Il avait un rêve et il en est mort. Une balle dans le cou a eu raison de ce pasteur noir américain, apôtre de la non violence, qui croyait dur comme fer en l'égalité des races. Son nom résonne aujourd'hui comme une évidence. Aux Etats-Unis comme dans le monde, Martin Luther King reste celui qui a su faire avancer les droits civiques de son pays.

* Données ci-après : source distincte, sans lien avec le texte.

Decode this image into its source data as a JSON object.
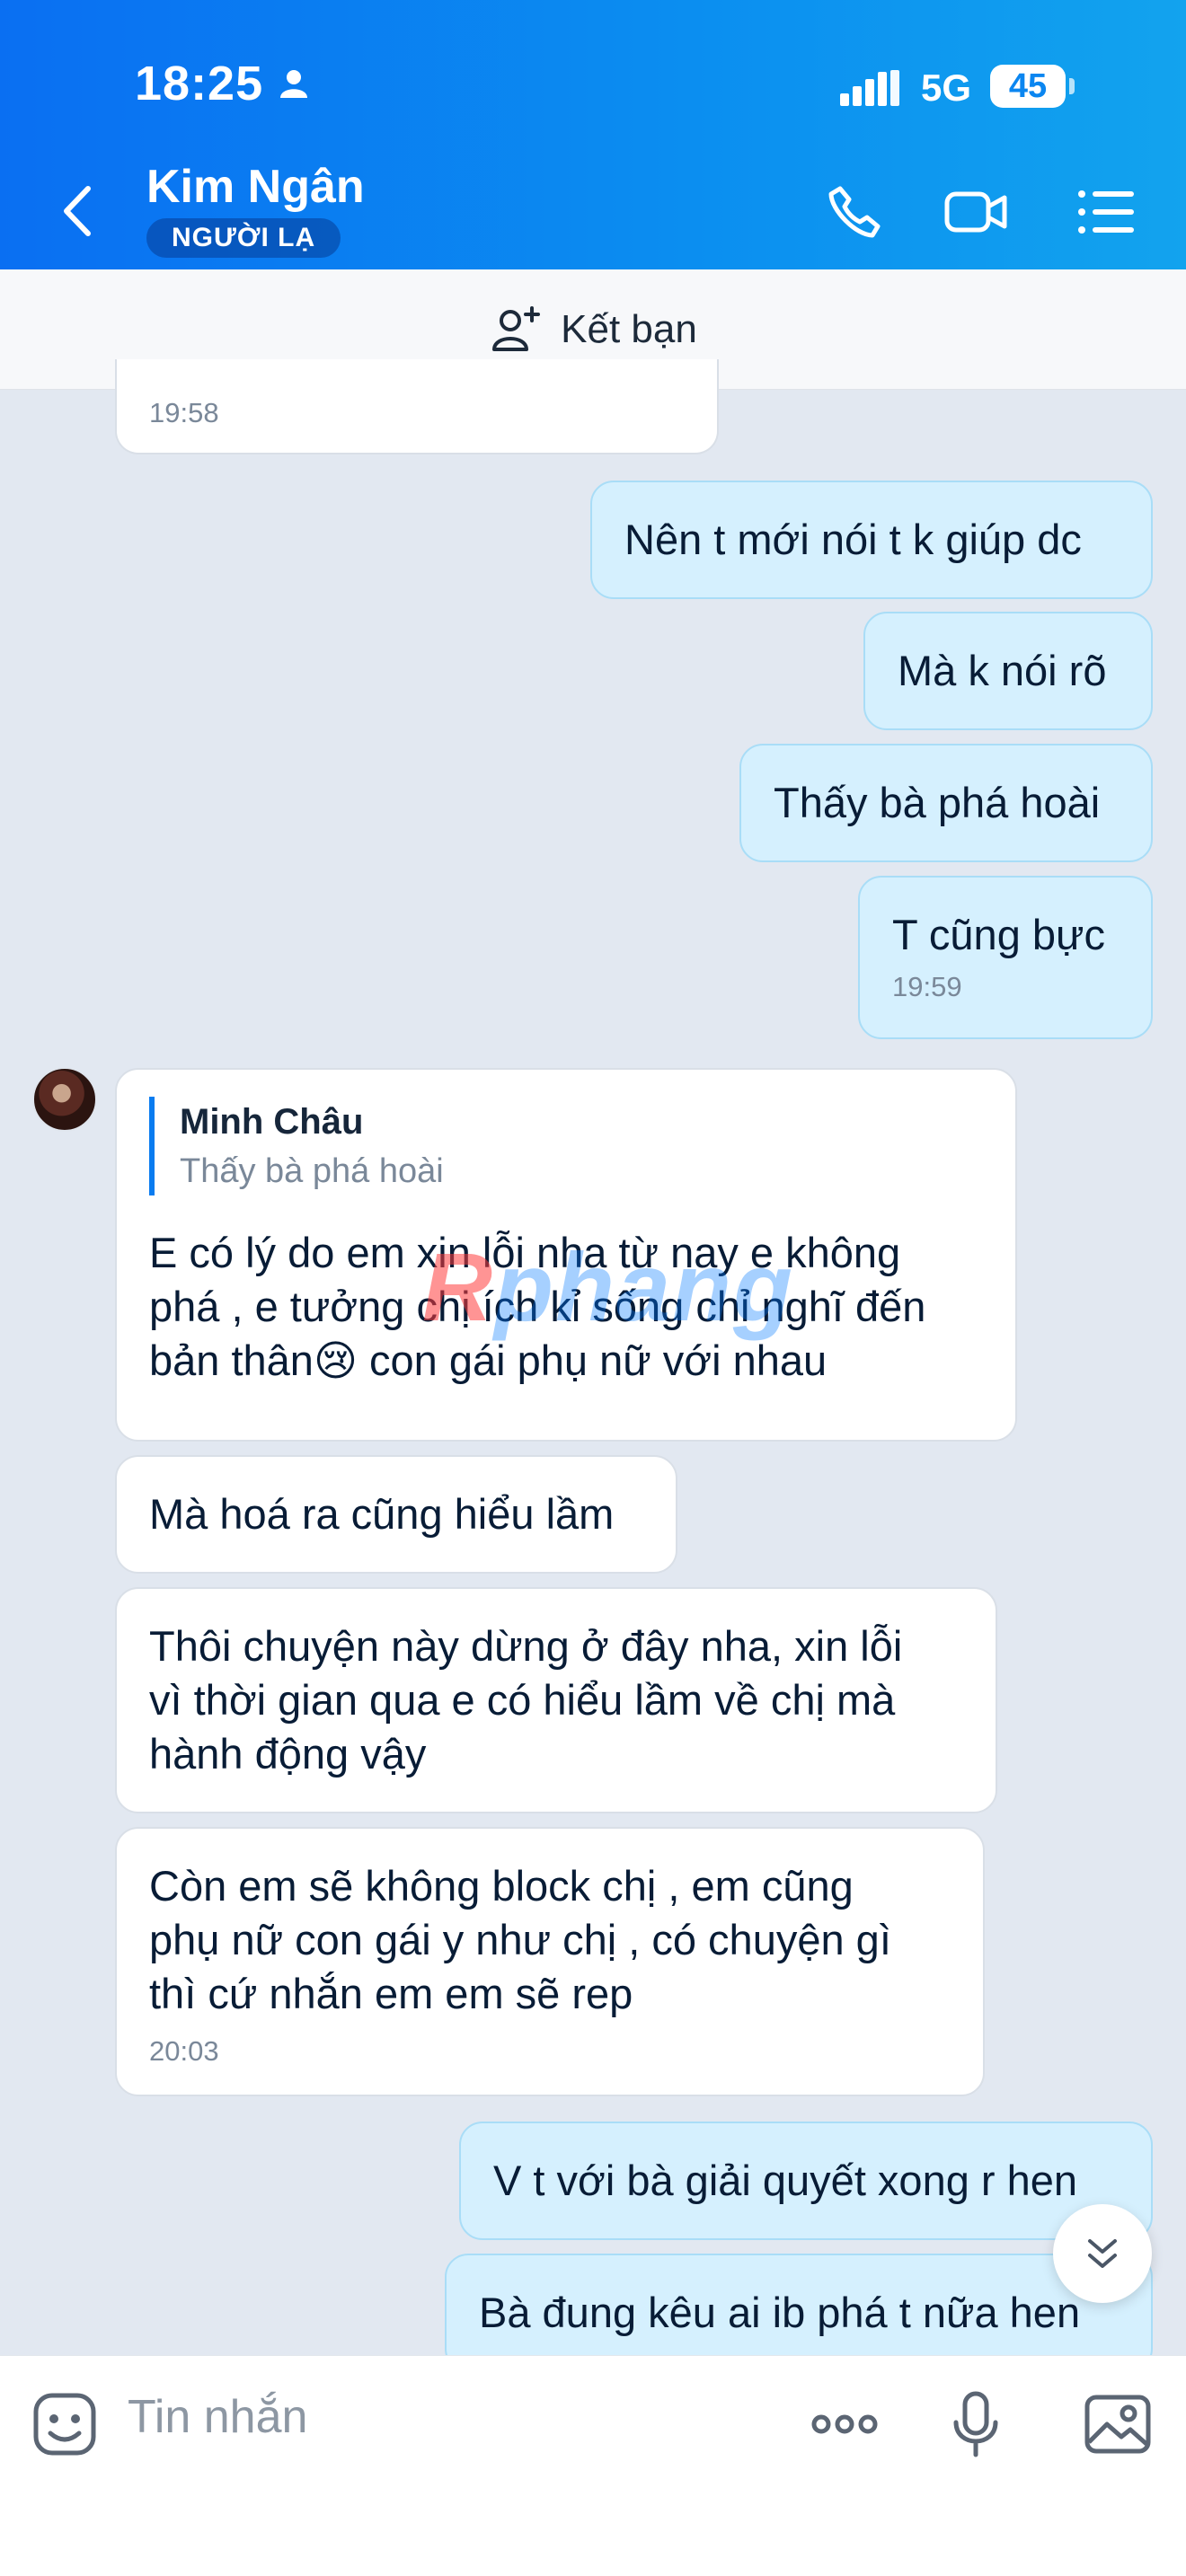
{
  "status_bar": {
    "time": "18:25",
    "network": "5G",
    "battery": "45"
  },
  "header": {
    "contact_name": "Kim Ngân",
    "badge": "NGƯỜI LẠ"
  },
  "friend_bar": {
    "label": "Kết bạn"
  },
  "messages": [
    {
      "side": "in",
      "time": "19:58"
    },
    {
      "side": "out",
      "text": "Nên t mới nói t k giúp dc"
    },
    {
      "side": "out",
      "text": "Mà k nói rõ"
    },
    {
      "side": "out",
      "text": "Thấy bà phá hoài"
    },
    {
      "side": "out",
      "text": "T cũng bực",
      "time": "19:59"
    },
    {
      "side": "in",
      "quote_name": "Minh Châu",
      "quote_text": "Thấy bà phá hoài",
      "text_lines": [
        "E có lý do em xin lỗi nha từ nay e không",
        "phá , e tưởng chị ích kỉ sống chỉ nghĩ đến",
        "bản thân😢 con gái phụ nữ với nhau"
      ]
    },
    {
      "side": "in",
      "text": "Mà hoá ra cũng hiểu lầm"
    },
    {
      "side": "in",
      "text_lines": [
        "Thôi chuyện này dừng ở đây nha, xin lỗi",
        "vì thời gian qua e có hiểu lầm về chị mà",
        "hành động vậy"
      ]
    },
    {
      "side": "in",
      "text_lines": [
        "Còn em sẽ không block chị , em cũng",
        "phụ nữ con gái y như chị , có chuyện gì",
        "thì cứ nhắn em em sẽ rep"
      ],
      "time": "20:03"
    },
    {
      "side": "out",
      "text": "V t với bà giải quyết xong r hen"
    },
    {
      "side": "out",
      "text": "Bà đung kêu ai ib phá t nữa hen"
    }
  ],
  "watermark": {
    "part1": "R",
    "part2": "phang"
  },
  "input": {
    "placeholder": "Tin nhắn"
  },
  "colors": {
    "header": "#0b86f0",
    "outgoing_bubble": "#d5f0fe",
    "incoming_bubble": "#ffffff",
    "background": "#e2e8f1"
  }
}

Celui qui a refusé d'utiliser la violence, qui croyait sincèrement établir une égalité raciale en faisant appel à la conscience des hommes.
Dans l'imaginaire collectif, il est devenu l'homme de la réconciliation. A l'époque, Luther King était perçu comme un fauteur de troubles, voire un activiste potentiellement dangereux plus que comme une icône pacifiste.
Cet ancien étudiant en sociologie puis en théologie, né à Atlanta quelques mois avant le krach boursier de 1929 est devenu pasteur, comme son père et son grand-père. Il commence par officier à Montgomery dans l'Alabama. Un état frontalier de la Géorgie, fervent partisan du maintien de la ségrégation raciale aux Etats-Unis.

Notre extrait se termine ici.